Cross-border cooperation

  • The other approach is assuring the protection of privacy when personal information crosses borders.
  • In my view, the international cross-jurisdictional nature of many modern information flows, require international cooperation to foster good privacy outcomes for ICT.
  • The Office has recognised the importance of actively and constructively engaging with privacy and information protection regulators in other nations and economies.
  • For example, the Office is a member of the Asia Pacific Privacy Authorities (APPA) forum. APPA membership includes similar regulators from other Australian jurisdictions, as well as New Zealand, Hong Kong, South Korea and Canada, including both the Federal Office and the province of British Columbia.
  • The Office, through the Australian Government, is also active at the international level as a lead participant in the work being progressed by the Electronic Commerce Steering Group (ECSG) of APEC. The primary outcome of this work has been the APEC Privacy Framework and Principles.
  • The APEC Privacy Framework aims to promote a consistent approach to information privacy protection across APEC member economies, while avoiding the creation of unnecessary barriers to information flows.
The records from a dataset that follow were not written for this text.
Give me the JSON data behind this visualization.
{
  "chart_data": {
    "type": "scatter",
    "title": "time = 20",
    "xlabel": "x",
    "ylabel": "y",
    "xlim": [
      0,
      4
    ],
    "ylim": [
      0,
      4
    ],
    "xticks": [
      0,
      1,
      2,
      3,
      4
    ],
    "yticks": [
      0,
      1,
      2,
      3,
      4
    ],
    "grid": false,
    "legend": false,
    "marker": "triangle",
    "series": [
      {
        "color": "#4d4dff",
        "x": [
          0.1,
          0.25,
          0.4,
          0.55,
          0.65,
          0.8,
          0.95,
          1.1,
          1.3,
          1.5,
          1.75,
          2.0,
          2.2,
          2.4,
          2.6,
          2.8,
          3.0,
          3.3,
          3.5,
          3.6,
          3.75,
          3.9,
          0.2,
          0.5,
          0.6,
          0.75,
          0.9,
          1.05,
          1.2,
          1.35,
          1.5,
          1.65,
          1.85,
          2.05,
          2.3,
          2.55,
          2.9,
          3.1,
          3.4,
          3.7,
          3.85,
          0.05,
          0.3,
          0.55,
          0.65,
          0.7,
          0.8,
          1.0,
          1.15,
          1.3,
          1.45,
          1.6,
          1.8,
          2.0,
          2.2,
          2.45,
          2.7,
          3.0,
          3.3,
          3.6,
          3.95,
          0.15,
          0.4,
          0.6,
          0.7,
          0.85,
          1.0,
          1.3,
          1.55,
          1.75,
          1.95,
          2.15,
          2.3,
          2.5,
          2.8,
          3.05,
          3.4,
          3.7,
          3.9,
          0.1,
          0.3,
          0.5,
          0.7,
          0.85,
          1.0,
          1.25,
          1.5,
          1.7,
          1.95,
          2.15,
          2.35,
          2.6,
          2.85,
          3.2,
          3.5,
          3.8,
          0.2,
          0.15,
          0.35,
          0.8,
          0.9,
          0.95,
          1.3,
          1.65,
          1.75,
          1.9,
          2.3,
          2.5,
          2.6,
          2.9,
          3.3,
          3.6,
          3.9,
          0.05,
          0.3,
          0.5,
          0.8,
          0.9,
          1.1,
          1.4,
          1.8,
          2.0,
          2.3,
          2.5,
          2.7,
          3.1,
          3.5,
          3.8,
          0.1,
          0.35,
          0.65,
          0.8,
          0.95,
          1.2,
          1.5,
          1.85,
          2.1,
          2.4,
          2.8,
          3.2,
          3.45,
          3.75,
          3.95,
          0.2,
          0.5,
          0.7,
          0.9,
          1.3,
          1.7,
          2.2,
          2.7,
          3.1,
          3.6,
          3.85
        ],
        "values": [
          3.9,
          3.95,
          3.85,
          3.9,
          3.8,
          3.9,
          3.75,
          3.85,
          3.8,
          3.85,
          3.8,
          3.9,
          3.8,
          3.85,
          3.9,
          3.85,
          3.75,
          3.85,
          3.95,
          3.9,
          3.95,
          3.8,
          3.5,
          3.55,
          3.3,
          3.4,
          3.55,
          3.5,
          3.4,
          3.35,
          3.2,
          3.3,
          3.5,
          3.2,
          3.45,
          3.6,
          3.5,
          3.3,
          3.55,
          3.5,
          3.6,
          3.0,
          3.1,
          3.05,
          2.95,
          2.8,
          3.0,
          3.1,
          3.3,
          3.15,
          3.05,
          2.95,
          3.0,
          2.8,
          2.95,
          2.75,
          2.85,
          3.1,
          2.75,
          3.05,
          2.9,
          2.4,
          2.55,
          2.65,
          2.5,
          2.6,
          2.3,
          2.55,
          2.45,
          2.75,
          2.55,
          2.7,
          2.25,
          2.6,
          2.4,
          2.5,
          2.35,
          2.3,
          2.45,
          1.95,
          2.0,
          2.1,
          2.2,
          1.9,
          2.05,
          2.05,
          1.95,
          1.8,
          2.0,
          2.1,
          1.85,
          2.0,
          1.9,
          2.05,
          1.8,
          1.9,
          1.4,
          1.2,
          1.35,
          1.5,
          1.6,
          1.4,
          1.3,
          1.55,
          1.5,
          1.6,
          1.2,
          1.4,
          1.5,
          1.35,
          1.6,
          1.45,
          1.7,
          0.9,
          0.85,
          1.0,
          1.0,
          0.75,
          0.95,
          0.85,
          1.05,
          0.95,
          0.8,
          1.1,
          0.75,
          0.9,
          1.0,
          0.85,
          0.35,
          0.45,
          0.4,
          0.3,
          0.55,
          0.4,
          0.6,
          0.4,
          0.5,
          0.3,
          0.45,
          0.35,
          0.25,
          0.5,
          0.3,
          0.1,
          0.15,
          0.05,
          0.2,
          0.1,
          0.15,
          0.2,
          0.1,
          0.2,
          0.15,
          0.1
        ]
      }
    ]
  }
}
The aim is to have protections consistent across the region which will assist business and member economies to be the forefront of e-commerce.

Conclusion

  • So to reiterate, I think that many of the proposals put forward by the ALRC can meet the privacy challenges ahead, but that the key to effective privacy protection is having a holistic approach that encompasses design, privacy enhancing technologies, legislation, oversight, education and cross border cooperation.
  • I look forward to working with the Government and stakeholders in meeting future privacy challenges, in a manner that both promotes and protects privacy in the Australia.